The study, directed by Dr. Seamus P. Whelton, cardiologist and epidemiologist at the Johns Hopkins Ciccarone Center for the Prevention of Cardiovascular Disease in Baltimore, followed a cohort of 1,457 middle-aged men and women initially free of atherosclerotic vascular disease and known risk factors for 14.5 years. As the participants aged, their risk factors for heart disease increased, along with calcium deposits in their coronary arteries and cardiovascular events like heart attacks and strokes.
The research team focused on increases in systolic blood pressure with age, adjusting the data for changes in other heart risks. They found that for every 10 mm increase in systolic blood pressure, the risk of calcium deposits and cardiovascular events rose accordingly. Compared with people with systolic pressures of 90 to 99 mm, those with pressures of 120 to 129 mm were 4.58 times more likely to have experienced a cardiovascular event.
Still, Dr. Whelton said in an interview that it would be wrong to focus preventive strategies on blood pressure alone. People with high blood pressure, he said, “are also more likely to have higher cholesterol and blood glucose levels. The ideal strategy would focus on all risk factors — blood cholesterol, blood sugar and blood pressure. Maintaining a healthful diet, exercising, not smoking and consuming alcohol only in moderation would improve all the risk factors for cardiovascular disease.”
Levels of what doctors consider a healthy systolic blood pressure have been falling for about half a century. In August 1950, a report in JAMA suggested that labeling systolic blood pressures of 140, 150 or 160 mm as abnormally high is “arbitrary, particularly when age is concerned.” The authors suggested that raising acceptable blood pressure levels for people over 40 “would result in a decrease in the reported incidence of hypertension and thus allay some of the widespread and unnecessary fear regarding high blood pressure.”

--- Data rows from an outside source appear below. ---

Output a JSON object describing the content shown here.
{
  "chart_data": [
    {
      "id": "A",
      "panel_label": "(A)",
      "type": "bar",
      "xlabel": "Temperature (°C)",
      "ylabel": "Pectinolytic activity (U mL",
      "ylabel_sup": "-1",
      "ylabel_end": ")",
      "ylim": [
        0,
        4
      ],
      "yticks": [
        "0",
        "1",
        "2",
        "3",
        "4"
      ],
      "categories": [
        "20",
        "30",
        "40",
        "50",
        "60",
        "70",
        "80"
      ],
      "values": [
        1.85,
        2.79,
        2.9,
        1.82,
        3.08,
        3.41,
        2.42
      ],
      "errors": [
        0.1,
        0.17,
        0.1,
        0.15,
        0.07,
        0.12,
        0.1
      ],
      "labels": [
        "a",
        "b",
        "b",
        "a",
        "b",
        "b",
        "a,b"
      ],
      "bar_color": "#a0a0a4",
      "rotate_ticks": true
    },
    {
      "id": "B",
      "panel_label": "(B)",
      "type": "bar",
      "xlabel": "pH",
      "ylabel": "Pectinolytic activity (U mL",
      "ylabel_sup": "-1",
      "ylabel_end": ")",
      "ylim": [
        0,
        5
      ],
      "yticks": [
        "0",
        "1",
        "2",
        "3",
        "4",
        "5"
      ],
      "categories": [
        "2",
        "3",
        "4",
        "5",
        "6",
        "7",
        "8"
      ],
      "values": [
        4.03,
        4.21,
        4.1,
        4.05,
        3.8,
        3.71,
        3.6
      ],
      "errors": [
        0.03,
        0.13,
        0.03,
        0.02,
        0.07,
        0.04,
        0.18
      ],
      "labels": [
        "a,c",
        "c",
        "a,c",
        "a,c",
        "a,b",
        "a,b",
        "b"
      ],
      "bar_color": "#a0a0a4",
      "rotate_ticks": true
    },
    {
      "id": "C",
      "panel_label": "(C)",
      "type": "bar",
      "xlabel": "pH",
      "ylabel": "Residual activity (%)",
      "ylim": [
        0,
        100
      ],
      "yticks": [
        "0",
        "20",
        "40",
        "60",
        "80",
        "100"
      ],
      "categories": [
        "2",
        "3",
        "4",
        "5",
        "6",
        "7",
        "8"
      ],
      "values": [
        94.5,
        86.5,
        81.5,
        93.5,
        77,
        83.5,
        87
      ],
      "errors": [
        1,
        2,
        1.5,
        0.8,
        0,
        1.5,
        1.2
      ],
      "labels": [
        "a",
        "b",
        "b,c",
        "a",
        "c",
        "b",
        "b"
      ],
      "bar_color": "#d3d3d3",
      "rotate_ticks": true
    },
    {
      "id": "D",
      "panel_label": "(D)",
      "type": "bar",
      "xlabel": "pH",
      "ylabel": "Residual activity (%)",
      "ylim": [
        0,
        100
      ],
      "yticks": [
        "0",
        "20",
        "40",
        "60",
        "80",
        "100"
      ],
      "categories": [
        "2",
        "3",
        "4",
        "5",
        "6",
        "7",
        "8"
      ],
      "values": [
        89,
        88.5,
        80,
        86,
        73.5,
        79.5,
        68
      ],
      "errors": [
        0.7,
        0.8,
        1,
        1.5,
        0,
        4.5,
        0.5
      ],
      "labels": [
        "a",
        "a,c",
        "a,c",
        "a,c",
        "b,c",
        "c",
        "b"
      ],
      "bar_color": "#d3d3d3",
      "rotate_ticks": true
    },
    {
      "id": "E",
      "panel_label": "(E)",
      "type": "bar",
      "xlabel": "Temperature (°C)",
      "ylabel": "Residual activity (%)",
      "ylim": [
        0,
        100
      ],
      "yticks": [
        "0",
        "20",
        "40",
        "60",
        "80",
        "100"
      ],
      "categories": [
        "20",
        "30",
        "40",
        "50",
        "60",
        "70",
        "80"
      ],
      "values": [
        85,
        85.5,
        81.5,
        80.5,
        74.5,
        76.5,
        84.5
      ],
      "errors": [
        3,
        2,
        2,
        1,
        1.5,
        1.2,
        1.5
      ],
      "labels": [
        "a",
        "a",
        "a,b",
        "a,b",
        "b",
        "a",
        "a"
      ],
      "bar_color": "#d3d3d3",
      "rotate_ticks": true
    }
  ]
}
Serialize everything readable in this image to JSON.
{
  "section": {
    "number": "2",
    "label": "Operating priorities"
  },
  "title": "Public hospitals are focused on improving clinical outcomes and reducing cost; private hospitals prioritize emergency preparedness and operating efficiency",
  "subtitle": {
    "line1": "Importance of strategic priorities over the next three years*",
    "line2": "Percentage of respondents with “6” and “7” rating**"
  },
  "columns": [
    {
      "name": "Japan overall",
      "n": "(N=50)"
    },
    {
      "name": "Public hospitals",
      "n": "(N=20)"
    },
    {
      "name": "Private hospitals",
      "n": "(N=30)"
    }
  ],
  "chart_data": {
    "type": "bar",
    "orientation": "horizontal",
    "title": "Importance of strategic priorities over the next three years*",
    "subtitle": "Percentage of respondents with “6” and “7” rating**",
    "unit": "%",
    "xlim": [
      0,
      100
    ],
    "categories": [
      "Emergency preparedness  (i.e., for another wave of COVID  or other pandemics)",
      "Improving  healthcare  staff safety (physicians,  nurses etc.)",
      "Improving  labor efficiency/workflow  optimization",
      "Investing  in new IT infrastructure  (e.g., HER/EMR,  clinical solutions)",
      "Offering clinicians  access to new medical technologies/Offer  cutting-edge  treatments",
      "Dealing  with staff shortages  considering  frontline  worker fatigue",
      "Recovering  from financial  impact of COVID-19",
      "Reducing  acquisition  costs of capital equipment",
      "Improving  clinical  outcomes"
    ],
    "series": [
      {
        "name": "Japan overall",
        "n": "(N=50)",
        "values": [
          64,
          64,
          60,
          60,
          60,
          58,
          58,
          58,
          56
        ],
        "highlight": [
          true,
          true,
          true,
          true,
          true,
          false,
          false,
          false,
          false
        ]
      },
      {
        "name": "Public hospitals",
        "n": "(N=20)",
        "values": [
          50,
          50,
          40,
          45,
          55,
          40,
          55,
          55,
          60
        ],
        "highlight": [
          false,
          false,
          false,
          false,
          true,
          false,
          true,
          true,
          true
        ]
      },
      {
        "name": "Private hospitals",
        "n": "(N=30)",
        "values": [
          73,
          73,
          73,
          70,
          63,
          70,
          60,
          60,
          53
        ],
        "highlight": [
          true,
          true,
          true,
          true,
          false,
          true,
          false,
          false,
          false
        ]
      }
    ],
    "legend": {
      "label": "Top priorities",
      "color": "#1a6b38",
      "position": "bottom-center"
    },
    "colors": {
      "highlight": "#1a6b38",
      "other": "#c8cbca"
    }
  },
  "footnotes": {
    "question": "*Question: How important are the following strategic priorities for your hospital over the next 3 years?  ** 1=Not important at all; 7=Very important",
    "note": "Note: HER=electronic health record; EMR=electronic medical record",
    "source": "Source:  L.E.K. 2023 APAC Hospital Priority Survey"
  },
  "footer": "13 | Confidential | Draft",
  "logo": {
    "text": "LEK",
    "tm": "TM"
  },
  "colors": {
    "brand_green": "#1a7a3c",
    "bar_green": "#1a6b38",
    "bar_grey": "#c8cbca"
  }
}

The latest blood pressure advisory, issued in 2017 by the American Heart Association and American College of Cardiology, considers a systolic blood pressure of 120 mm the upper limit of normal, and defines 130 mm and above as high blood pressure that warrants treatment with lifestyle measures or medication.
In an editorial accompanying the new study, Dr. Daniel W. Jones, hypertension specialist at the University of Mississippi Medical Center who helped formulate the current blood pressure guidelines, wrote, “the risk imposed by a blood pressure level below the currently defined hypertensive level is continuous beginning with a systolic blood pressure as low as 90 mm mercury.”
Dr. Jones said in an interview, “Normal blood pressure can be in the 90s, which is what it is in young healthy women, before the vascular system is damaged by elevated blood pressure over the years. Prevention should start with children, with a healthy diet low in salt and regular exercise, and adults should avoid gaining weight with age, which I realize is very difficult to do in our toxic food society.”